A very important thing about negotiation is who will negotiate on behalf of the company. This is of great importance for whether the company achieves its negotiating goals or not. It also matters whether you should be one or more parties representing the company. In addition, it is  equally important to understand who it is there, to represent the other party, during the negotiation. It affects which strategy, tactics, and technique to use. Before the negotiation begins, it is important that it is clarified between the parties and the company being represented whether a binding contract may be entered into on behalf of the company or whether the contract may only be negotiated.

Negotiation technique – summing up

To sum up, it is important when you are in a negotiation that you expect the unexpected, a negotiation can quickly take a different turn than you thought. That is why the impromptu negotiation is always part of any negotiation. An agenda is good and important, but things often develop in unexpected directions and therefore it is important to be well prepared so that you are equipped to solve what should come along the way and still steer the negotiation in a direction that is good for our company. Adapt to the situation and don’t mix emotions into it.
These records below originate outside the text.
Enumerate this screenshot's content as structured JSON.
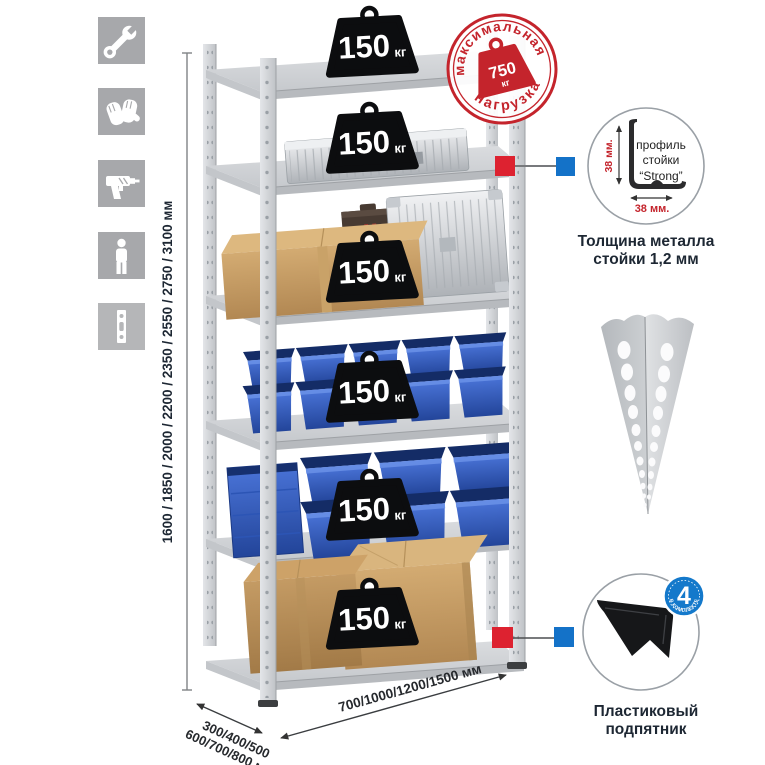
{
  "sidebar": {
    "icons": [
      {
        "name": "wrench"
      },
      {
        "name": "gloves"
      },
      {
        "name": "drill"
      },
      {
        "name": "person"
      },
      {
        "name": "rack-post"
      }
    ]
  },
  "weights": {
    "items": [
      {
        "value": "150",
        "unit": "кг"
      },
      {
        "value": "150",
        "unit": "кг"
      },
      {
        "value": "150",
        "unit": "кг"
      },
      {
        "value": "150",
        "unit": "кг"
      },
      {
        "value": "150",
        "unit": "кг"
      },
      {
        "value": "150",
        "unit": "кг"
      }
    ]
  },
  "stamp": {
    "arc_top": "максимальная",
    "arc_bottom": "нагрузка",
    "value": "750",
    "unit": "кг"
  },
  "dims": {
    "height": "1600 / 1850 / 2000 / 2200 / 2350 / 2550 / 2750 / 3100 мм",
    "depth1": "300/400/500",
    "depth2": "600/700/800 мм",
    "width": "700/1000/1200/1500 мм"
  },
  "profile": {
    "line1": "профиль",
    "line2": "стойки",
    "line3": "“Strong”",
    "dim_v": "38 мм.",
    "dim_h": "38 мм.",
    "cap1": "Толщина металла",
    "cap2": "стойки 1,2 мм"
  },
  "foot": {
    "badge": "4",
    "badge_arc": "В КОМПЛЕКТЕ",
    "cap1": "Пластиковый",
    "cap2": "подпятник"
  },
  "colors": {
    "stamp_red": "#c4242c",
    "marker_red": "#dd2230",
    "marker_blue": "#1472c8",
    "badge_blue": "#1479cb",
    "bin_blue": "#2c58c0",
    "icon_bg": "#a7a8ab",
    "metal": "#cfd2d6"
  }
}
Emotions are a difficult thing to control and you cannot know in advance what the other person is feeling and therefore it is better to build negotiation on argumentation and knowledge. And that is why it is important to be constructive, objective and factual to what happens in a negotiation.

  • Be prepared and strategize your negotiations.
  • You must prioritize your wishes so that you get the topics that are most important to you high on the agenda and less important topics, you may want to give up if you cannot get them fulfilled. They can be divided into “Must haves”, “Nice to haves” and “win-win”
  • Don’t be locked in beforehand, but still stick to certain basic principles.
  • Remember to listen, because listening is confidence-building and provides important information that you should use as arguments for your own views.
  • Expect the unexpected.
  • An agenda is good and important, but things often develop in unexpected directions.
  • Adapt to the situation and don’t mix emotions into it.
  • Instead, deal constructively, objectively, and factual with the unexpected.